En la frontera entre Tailandia y Myanmar hay una ciudad, hirsuta y bulliciosa, llamada Mae Sot. El único motivo por el cual el turista global podría saber o querer saber algo o nada acerca de Mae Sot es el paso fronterizo terrestre que une los dos países, uno de los tres que existen a lo largo de los 1800 kilómetros de frontera que separan una democracia volátil de una dictadura en descomposición.
El paso fronterizo que une Myanmar y Tailandia, a través del felizmente denominado Puente de la Amistad (que cruza el río Moei y que denota que una de las partes es un régimen totalitario) acaba de ser abierto. El puente había sido cerrado el 18 de julio de 2010 por el goberno birmano. El evento forma parte de la serie de tímidas pero inequívocas medidas aperturistas de la antigua dictadura militar, entre las que destaca la recepción de Hillary Clinton la semana pasada.
Pero el verdadero movimiento, esté la frontera abierta o cerrada, tiene lugar unos cientos de metros más abajo. Allí hay un paso fronterizo no oficial donde largas barcas a motor transportan todo tipo de productos y personas de un lado al otro del río, sin pausa pero sin prisa, lo mismo durante el día que durante la noche.
En el lado tailandés de este paso fronterizo ilícito hay una suerte de parque empresarial informe donde se apilan cientos de automóviles y miles de bicicletas, paraguas y parasoles, zapatos y bolsos, sombreros y hasta trajes tweed misteriosamente importados desde Londres. Junto al Puente de la Amistad hay un mercado birmano y un ejército de vendedores ambulantes. Son hombres jóvenes y adolescentes que, al verle a uno con cara de antropólogo inocente, exhiben a gritos cartones de cigarrillos y Viagra y –según he comprobado– nada más en absoluto.
Es una marea de ires y venires, acuerdos e intercambios, que constituyen eso que llamamos la economía informal. Es también la apoteosis de la humanidad y del afán de supervivencia, el triunfo de la gente y la ética sobre los caprichos infantiloides de sus gobiernos.
Pero la economía informal está preñada de intenciones que tienen poco o nada que ver con el humanismo. Bajo la superficie hay una corriente salvaje de tráfico ilegal y nocturno, donde lo que se intercambia son piedras preciosas, maderas nobles, drogas y personas. La tolerancia de las autoridades tailandesas tiene un límite y, aunque el tráfico de cosas inofensivas se permita a cambio de unos cuantos bahts, en Mae Sot y alrededores hay decenas de controles de policía que persiguen todo lo demás.

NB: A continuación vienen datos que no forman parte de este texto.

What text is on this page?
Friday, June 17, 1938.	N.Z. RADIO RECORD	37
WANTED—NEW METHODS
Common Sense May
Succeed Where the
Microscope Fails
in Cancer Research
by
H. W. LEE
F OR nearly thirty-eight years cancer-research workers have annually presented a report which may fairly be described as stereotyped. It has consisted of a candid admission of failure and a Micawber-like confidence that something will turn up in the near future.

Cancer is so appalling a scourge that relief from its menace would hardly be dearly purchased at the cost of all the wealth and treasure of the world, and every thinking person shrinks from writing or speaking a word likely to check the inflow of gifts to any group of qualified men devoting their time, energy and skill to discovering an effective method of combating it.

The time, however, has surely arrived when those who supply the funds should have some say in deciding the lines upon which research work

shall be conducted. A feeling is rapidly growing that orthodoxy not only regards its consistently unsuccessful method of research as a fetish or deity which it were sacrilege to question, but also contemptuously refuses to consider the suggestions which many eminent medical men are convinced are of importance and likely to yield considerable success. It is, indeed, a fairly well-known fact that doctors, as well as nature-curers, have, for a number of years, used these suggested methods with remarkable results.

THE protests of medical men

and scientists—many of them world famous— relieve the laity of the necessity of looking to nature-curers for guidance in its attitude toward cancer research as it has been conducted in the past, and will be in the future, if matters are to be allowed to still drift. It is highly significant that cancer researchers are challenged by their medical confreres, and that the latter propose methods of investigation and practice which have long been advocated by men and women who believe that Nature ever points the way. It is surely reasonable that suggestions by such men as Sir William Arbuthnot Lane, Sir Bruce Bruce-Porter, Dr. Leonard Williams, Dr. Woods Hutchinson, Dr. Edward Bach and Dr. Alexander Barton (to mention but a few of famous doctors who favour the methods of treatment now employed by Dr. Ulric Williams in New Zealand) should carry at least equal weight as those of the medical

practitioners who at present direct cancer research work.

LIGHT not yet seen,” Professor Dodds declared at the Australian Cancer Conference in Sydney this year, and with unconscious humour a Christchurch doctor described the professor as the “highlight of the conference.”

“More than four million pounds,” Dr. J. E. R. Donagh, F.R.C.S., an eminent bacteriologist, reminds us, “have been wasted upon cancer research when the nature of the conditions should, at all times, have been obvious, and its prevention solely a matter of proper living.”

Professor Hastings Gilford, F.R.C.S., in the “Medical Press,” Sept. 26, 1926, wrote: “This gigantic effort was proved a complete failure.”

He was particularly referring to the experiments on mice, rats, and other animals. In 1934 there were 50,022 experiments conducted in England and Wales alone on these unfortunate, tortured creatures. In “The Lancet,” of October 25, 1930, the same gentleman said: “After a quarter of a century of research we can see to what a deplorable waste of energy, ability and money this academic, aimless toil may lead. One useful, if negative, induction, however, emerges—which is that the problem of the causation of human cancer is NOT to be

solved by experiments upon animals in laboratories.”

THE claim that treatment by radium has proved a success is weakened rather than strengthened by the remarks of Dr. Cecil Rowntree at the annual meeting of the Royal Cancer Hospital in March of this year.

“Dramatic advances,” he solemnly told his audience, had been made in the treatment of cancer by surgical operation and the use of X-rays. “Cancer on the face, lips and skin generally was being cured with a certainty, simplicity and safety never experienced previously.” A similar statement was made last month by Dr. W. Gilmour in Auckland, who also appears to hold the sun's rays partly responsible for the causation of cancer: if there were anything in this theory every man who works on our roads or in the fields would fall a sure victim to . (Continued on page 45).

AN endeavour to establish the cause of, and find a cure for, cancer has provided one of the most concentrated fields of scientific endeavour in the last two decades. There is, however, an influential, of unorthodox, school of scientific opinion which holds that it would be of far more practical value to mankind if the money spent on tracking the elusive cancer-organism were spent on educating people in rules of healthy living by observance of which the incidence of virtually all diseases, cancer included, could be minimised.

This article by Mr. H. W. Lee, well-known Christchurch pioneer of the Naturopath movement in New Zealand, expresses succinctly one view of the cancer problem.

De igual manera, la fronteriza no es una sociedad bucólica. La mayor parte de los birmanos que uno encuentra en mercados y aceras y almacenes aparentan vivir bien. Pero cualquiera con dos dedos de frente sabe que lo que ve sólo es una ilusión, esa “pobreza dichosa” que se da entre el Trópico de Cáncer y el de Capricornio, y que permite que la gente vuelva de sus vacaciones en Cuba asegurando que los cubanos viven bien. Tailandia es un país cálido y fértil: la comida es buena y barata, y la luz del sol ayuda a salir adelante. El resto son privaciones e incertidumbre: familias rotas, salud paupérrima, trabajo precario o infantil, trabajo infantil precario, prostitución y todo lo que implica vivir como un refugiado sin papeles. Es decir, como un fantasma.